The poles are next to each other.

The rope connecting the poles, hanging 2 feet above the ground, covers the length of 3 feet for each pole from the top (6 feet in total). As the length of the rope is 6 feet and the constraint that it has to be suspended 2 feet above the ground, the poles have to be placed side by side.

Lulu

Anonymous said...

I showed my spouse (a mechanical engineering professor) this puzzle, and he thought it was a college level problem. Fortunately, he showed me an equation for solving it. Catenary is the "plane curve in which a uniform cable hangs when suspended from 2 points." The catenary equation in rectangular coordinates is: y = (a/2)(exp(x/a)+exp(-x/a)) where
y = height
a = y-intercept of the cable
x = x-coordinate (x distance) when the cable is centered around the y-axis

In this problem we know y (5 feet) and a (2 feet) and are solving for x. I solved it using Excel and plugging in possible values for x until I got the right value for y. This seemed much easier than solving it directly.

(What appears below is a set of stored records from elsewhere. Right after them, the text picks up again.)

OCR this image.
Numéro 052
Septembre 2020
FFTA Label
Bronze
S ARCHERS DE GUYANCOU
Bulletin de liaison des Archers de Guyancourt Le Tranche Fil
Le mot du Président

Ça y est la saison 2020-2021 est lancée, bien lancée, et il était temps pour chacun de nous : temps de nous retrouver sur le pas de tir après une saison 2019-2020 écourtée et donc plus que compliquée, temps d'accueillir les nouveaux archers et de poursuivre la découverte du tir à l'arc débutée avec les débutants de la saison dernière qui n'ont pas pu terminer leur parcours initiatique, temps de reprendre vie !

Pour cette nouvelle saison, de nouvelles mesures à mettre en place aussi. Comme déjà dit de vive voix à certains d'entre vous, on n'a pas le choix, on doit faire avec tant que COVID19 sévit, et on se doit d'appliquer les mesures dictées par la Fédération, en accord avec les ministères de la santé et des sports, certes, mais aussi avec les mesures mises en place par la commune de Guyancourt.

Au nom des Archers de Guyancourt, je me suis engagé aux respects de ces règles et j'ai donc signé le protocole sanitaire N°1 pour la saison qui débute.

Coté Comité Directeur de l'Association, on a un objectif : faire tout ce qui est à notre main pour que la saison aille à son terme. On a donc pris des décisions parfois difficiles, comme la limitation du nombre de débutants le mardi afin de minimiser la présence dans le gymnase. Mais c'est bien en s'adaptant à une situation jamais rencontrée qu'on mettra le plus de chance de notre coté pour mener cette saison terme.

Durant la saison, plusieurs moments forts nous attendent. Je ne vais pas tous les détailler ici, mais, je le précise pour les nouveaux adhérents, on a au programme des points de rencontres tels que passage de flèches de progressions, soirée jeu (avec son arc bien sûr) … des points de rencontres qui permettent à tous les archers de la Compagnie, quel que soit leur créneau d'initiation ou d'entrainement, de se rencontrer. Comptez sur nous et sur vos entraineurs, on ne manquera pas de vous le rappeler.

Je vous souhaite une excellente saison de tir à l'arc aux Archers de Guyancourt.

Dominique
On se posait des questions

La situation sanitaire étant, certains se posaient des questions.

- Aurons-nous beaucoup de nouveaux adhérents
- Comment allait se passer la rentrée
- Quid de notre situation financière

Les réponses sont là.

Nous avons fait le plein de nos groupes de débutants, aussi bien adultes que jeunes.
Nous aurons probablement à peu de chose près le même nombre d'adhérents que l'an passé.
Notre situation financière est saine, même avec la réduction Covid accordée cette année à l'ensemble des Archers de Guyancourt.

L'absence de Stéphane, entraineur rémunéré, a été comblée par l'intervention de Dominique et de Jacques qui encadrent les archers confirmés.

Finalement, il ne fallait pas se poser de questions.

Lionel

My estimate of x is 3.135 feet, which means that my estimate of the distance between the two stands (2x) is 6.27 feet.

Maria said...

I thought friends you know me by now. This blog is not about very confident math majors solving complex math problems but about simple math that anyone could do. If it looks too complex - there is a trick somewhere! Plus, remember that is came from my son's friend. And 13-year olds would think it is fun and share only if it is cool indeed.

The rope is 6-feet long and is hanging symmetrically, so 3 feet on the right part and 3 feet on the left. Note that 5-2=3 and this is the height of the rope curve. The only way 3-feet long rope curves inside a 3-feet long space is if it is a straight line. Rope just falls down 3 feet, then goes up 3 feet to the second pole. Poles are right next to each other!
Any other positioning would require a longer rope...

A puzzle point for anyone who dared to tackle it and came up with either solution and answer.

Jerome said...

Congratulations!

It makes you wonder why the formula didn't give a bogus result somewhere. I like the fact that we get a good laugh out of math. Problem is, few understand what the joke is. I'd almost like a tee shirt of this one. Way to go Adam and Maria.

Jerome said...

Congratulations!!
Way to go Adam and Maria. Anything that provides a laugh is a good thing. Trouble is, few people would get the joke. It almost requires a tee shirt.

Anonymous said...

A followup comment for those who used catenary formulae and got the wrong answer. It is normally a good idea to take a step back and look at your answer to see if it makes sense. For example, given that the rope is only 6 feet long, saying the poles are more than 6 feet apart doesn't meet the "step back" test. Just something to think about in those everyday math problems.

Unknown said...

Let us approximate the half of the rope to a straight line. This results in two right angled triangles with both the hypotenuse & vertical sides measuring 3 feet each, which is not possible. Therefore, the rope has to be vertical making the poles touch one another...!!!

Unknown said...

Let us approximate the half of the rope to a straight line. This results in two right angled triangles with both the hypotenuse & vertical sides measuring 3 feet each, which is not possible. Therefore, the rope has to be vertical making the poles touch one another...!!!

Unknown said...

Let us approximate the half of the rope to a straight line. This results in two right angled triangles with both the hypotenuse & vertical sides measuring 3 feet each, which is not possible. Therefore, the rope has to be vertical making the poles touch one another...!!!